Robinson had a flirtation with political activism as a member of the Bermuda Civic and Political Association, which was formed to help get women elected to Parliament after they won the right to vote in 1944. The Association had an interracial membership, which was a rarity for the period.
Robinson also ran for a time the School of Expression, a speech school, in the Arcade Building on Burnaby Street, Hamilton, which was owned by her father. She gave “courses of study” to children and adults in vocal expression, physical expression and mental expression.
A brochure of the School of Expression stated the benefits of speech training: ‘A well-trained voice and an impressive expression gives influence and success’. The brochure also said terms were reasonable.
In 1945, she became the first speech teacher at Central School (now Victor Scott), remaining on staff until her retirement in 1955. She continued her work with the Girl Guide movementserving also on the executive of Bermuda Girl Guide Associationuntil the early 60s.

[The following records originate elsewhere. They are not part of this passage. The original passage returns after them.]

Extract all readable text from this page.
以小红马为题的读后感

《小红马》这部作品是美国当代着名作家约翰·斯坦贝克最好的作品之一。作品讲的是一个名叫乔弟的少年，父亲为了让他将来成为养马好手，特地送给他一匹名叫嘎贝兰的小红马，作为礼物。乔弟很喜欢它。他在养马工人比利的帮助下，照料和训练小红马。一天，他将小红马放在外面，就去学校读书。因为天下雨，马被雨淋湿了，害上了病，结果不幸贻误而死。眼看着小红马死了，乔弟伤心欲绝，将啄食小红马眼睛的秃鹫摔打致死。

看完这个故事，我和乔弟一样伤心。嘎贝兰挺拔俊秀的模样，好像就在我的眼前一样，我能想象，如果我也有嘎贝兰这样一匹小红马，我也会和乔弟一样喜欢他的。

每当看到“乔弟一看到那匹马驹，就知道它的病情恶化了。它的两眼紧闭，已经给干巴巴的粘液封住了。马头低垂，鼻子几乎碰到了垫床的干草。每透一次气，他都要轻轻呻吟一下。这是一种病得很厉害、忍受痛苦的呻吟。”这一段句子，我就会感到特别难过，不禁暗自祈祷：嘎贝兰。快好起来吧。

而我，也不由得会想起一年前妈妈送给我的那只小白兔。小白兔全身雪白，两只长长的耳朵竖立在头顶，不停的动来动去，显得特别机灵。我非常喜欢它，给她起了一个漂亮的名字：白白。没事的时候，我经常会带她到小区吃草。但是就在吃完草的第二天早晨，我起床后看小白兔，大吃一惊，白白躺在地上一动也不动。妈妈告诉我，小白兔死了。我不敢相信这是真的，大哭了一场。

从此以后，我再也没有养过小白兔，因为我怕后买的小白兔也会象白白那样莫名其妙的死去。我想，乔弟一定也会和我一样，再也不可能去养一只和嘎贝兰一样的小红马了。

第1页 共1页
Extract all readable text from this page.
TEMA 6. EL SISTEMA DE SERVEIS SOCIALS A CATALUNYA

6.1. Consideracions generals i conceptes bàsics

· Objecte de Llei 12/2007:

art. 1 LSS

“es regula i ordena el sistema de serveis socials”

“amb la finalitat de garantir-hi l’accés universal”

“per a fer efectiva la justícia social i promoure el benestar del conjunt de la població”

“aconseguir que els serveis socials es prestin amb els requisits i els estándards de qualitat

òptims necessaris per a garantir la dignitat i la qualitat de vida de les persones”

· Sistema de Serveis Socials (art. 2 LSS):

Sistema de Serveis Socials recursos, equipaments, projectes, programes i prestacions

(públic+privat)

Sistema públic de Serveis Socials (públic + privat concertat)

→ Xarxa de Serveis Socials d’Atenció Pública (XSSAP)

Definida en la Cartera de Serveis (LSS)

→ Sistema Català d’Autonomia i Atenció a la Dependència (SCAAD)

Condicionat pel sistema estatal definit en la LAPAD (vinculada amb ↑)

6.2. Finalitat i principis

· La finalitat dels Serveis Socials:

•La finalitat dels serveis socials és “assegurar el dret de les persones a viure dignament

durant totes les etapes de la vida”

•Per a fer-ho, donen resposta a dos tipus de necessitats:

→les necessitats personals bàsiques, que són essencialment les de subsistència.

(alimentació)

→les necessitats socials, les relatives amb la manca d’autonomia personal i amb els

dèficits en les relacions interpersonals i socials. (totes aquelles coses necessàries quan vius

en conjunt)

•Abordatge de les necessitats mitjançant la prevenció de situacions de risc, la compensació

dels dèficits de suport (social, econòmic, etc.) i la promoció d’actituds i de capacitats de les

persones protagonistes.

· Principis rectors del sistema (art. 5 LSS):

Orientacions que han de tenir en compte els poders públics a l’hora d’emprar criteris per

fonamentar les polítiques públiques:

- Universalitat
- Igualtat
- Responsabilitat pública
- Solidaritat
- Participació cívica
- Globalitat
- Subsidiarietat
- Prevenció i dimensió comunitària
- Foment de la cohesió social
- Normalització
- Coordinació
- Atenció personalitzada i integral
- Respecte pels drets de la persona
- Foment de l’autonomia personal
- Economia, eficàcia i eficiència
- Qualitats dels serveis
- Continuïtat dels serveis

She was an elegant, dignified, “very pleasant, soft-spoken lady’, who was more approachable than her contemporaries Edith Crawford and Neverson, who were very stern, according to Enith King. The three women worked closely together. Both Neverson and Crawford were early members of the Sunshine League.
There was also a playful side to her personality, which may have been related to her penchant for performance. King, a former First Excelsior Girl Guide who succeeded Robinson as captain of Second Excelsior Girl Guides, first met Robinson at a Guiding camp at Fort Victoria, St. George’s. She remembers Robinson appearing in the Guides’ barracks before the Lights Out call, lying down, and then somersaulting across the room, before bidding good night to the startled girls.
Robinson, who never married, died at King Edward VII Memorial Hospital on June 8, 1973 at age 83 after a long illness and is buried at St. John’s Anglican Church in Pembroke, where her family had worshipped for many years.
As a member of Bermuda’s small and close-knit black upper class, Robinson was raised in a rarified world. Her niece Carol Hill wrote they were expected to be “perfect ladies” and take up cultural and spiritual pursuits.
As girls, their home was the scene of evening musical gatherings. As young adults, they attended concerts, plays and parties and went on boating excursions and picnics. But they were also expected to give back to the community.
In that regard, Robinson and her sister followed the example of their father and their maternal grandfather, Joseph Henry Thomas, a schoolmaster and lodge man who was also a founding father of Berkeley.
The Sunshine League, which evolved from a Sunday Bible class and to which Robinson devoted much of her life, is Bermuda’s oldest charity.